Justification for an untreated room? How dare you! Now that I got your attention, let’s talk about it. Almost everyone with a studio has a treated room. Most have bass traps and wall treatments at their speaker’s first reflection points, perhaps a ceiling cloud above their mixing position. These room treatments deaden, disperse, and absorb unwanted frequencies to create a more realistic and accurate listening environment, making your studio more conducive for recording, mixing, and mastering. However, if you look at the walls of my studio, you’ll find I have no acoustic treatment, just the odd shelving system. So why have I abandoned wall treatments altogether? I’ll explain.
My room is almost perfectly square; to make things worse, it’s small for a studio. Now the word small is subjective; small compared to what? So I’ll be more specific, my room is approximately eleven feet long by eleven feet wide. Once my main production desk is against the wall, I sit in the worst position imaginable for mixing and mastering. My home studio is in a four-level split, which means, like many homes of that era, two of my walls are average (straight up from the floor to ceiling), and the other two have foundation ledges. The external wall of my studio has windows running its entire length. These windows are great for light but horrible for acoustics. In other words, I’ve got a big acoustic mess on my hands. The problem is so dire that no matter how much foam I stick on the walls, the studio would look horrible, and my studio would only sound marginally better.
Having a small square-shaped studio doesn’t mean you’re down for the count. It simply means taming the acoustics in your environment becomes much more difficult. Search for setting up your mixing position; tons of videos and articles dig into the subject in great detail. Others can do a better job of explaining the situation in depth. It boils down to the movement of sound waves in your room; this creation of standing waves and reflections tricks your ears into hearing a misrepresentation of how your music sounds. So when mixing, your studio may produce exaggerated bass frequencies, so you bring the bass frequencies down in the mix, bounce your track to audio, play it on another system in another room, and your track lacks bass.
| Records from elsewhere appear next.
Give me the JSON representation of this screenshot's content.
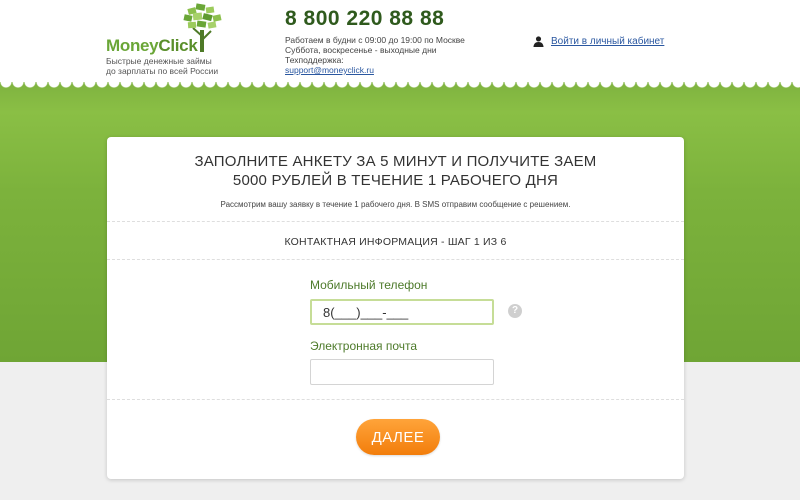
{
  "header": {
    "logo": {
      "word_money": "Money",
      "word_click": "Click",
      "tagline_line1": "Быстрые денежные займы",
      "tagline_line2": "до зарплаты по всей России"
    },
    "phone": "8 800 220 88 88",
    "hours_line1": "Работаем в будни с 09:00 до 19:00 по Москве",
    "hours_line2": "Суббота, воскресенье - выходные дни",
    "support_label": "Техподдержка:",
    "support_email": "support@moneyclick.ru",
    "cabinet_link": "Войти в личный кабинет",
    "cabinet_icon": "user-icon"
  },
  "card": {
    "title_line1": "ЗАПОЛНИТЕ АНКЕТУ ЗА 5 МИНУТ И ПОЛУЧИТЕ ЗАЕМ",
    "title_line2": "5000 РУБЛЕЙ В ТЕЧЕНИЕ 1 РАБОЧЕГО ДНЯ",
    "subtitle": "Рассмотрим вашу заявку в течение 1 рабочего дня. В SMS отправим сообщение с решением.",
    "step": "КОНТАКТНАЯ ИНФОРМАЦИЯ - ШАГ 1 ИЗ 6",
    "phone_field": {
      "label": "Мобильный телефон",
      "value": "8(___)___-___",
      "help": "?"
    },
    "email_field": {
      "label": "Электронная почта",
      "value": ""
    },
    "next_button": "ДАЛЕЕ"
  },
  "colors": {
    "brand_green": "#6aa637",
    "dark_green": "#2f5a1d",
    "band_green": "#7fb33f",
    "link_blue": "#2a57a0",
    "button_orange": "#f5891a"
  }
}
Why? Because the room exaggerated the bass frequencies, making them sound louder than they were, you mixed them down, almost eliminating them from your mix. While this bass frequency explanation is frequently used, this concept happens with most frequencies. You need to trust your mixing environment or understand how it’s affecting your mixing decisions to trust your mix.
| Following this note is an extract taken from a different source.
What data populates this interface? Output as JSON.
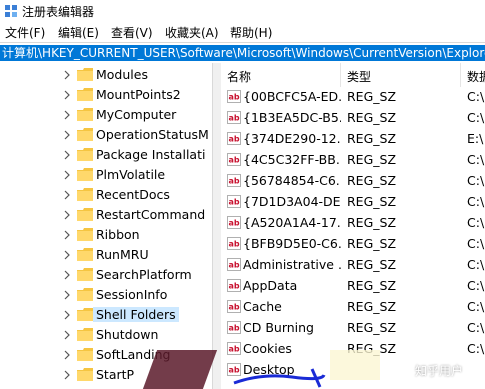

I admit I’m not being entirely honest when I say I have no room treatments. I’ve placed shelves filled with uneven items around my studio to diffuse the sound waves, which works well. In my studio, my mixing position is in the worst place imaginable; using room treatments would mean the walls would need adjusting, and treatments would take up my shelving space. If I wanted, I could put up wall treatments and a ceiling cloud, but it would dramatically change the look and feel of my studio, which is also very important to me and wouldn’t change the sound substantially. Because I’m not recording from mics in my room, my room can be the way it is. I mix and master through headphones (covered in another post); I feel I can get away without treatments, still leaving my studio very functional.
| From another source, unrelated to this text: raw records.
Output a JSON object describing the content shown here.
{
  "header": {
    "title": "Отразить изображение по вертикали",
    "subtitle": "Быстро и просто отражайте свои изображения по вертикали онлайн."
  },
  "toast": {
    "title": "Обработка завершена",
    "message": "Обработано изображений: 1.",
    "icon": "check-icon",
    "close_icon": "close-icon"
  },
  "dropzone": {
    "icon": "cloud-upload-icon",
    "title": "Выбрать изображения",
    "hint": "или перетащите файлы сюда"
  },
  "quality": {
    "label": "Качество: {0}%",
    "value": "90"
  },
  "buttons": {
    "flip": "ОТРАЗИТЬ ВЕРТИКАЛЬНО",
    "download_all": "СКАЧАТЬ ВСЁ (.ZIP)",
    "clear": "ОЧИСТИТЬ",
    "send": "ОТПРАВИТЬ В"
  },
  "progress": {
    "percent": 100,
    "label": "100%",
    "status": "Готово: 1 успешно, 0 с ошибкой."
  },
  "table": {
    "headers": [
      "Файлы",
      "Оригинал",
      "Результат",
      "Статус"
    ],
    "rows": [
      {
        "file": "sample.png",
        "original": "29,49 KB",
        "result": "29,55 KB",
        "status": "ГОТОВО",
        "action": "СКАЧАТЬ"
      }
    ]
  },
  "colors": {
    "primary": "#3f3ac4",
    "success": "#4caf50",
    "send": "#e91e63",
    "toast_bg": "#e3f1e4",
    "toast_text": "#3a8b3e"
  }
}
I’m not saying you shouldn’t acoustically treat your room; if your studio needs it and it’s vital, that should become a priority. However, if your studio is like mine, where acoustic room treatments are neither critical nor practical, learn to work around it, enjoy your studio, and keep being creative. My other blog posts on “mixing on headphones” and “workarounds for acoustic treatment” provide more details on this subject. Thanks for reading; I’m just a music teacher having fun; catch ya on the next one.